American photographer

Matt Rainey is an American photographer. He received the 2001 Pulitzer Prize for Feature Photography. Rainey was also part of the group that received the 2004 Pulitzer Prize for breaking news and reporting. In addition, he has received more than 200 awards during his career.

==Personal life==

Rainey was born on April 14, 1966, in Denville Township, New Jersey. He currently resides in the Annandale section of Clinton Township, New Jersey. He married Michelle Seagall Rainey in 2003.

==Education==

Rainey attended West Morris Central High School in Chester Township, New Jersey, and graduated in 1984. He then attended the School of Visual Arts in New York as a film major for a year before changing his major to photography, attending Rutgers University in New Jersey and graduating with a Bachelor of Fine Arts in photography in 1988.

==Career==

Rainey has worked as a photographer for many entities including the Daily Record, The News Tribune, The Star-Ledger, Rodale, Inc. and Weidenheimer Creative. He also works with several other companies as a freelance photographer.

==Awards==

Rainey was awarded the 2001 Pulitzer Prize for Feature Photography while covering the dormitory fire at Seton Hall University for The Star-Ledger. The photo series, "After the Fire" covered the experience and recovery of two Seton Hall University students.

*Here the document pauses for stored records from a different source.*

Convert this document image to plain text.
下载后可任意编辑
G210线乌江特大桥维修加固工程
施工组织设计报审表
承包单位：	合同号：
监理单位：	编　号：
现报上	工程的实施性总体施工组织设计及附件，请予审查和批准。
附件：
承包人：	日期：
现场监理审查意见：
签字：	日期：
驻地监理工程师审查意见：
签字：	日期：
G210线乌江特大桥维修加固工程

He received his second Pulitzer in 2005 for Breaking News Reporting as part of the group covering New Jersey governor Jim McGreeney’s resignation

Rainey is also the recipient of the 2001 Robert F. Kennedy Award for Domestic Photojournalism and the 2005 Taylor Family Award for Fairness in Newspapers, administered by the Neiman Foundation for Journalism at Harvard University.

He is the recipient of the Sigma Delta Chi Gold Medal administered by the Society of Professional Journalists.

Rainey has been named the runner up for the Casey Medal for Meritorious Journalism, the DART Award. He holds Best in Show honors in both, The National Headliners Competition and the Society for News Design.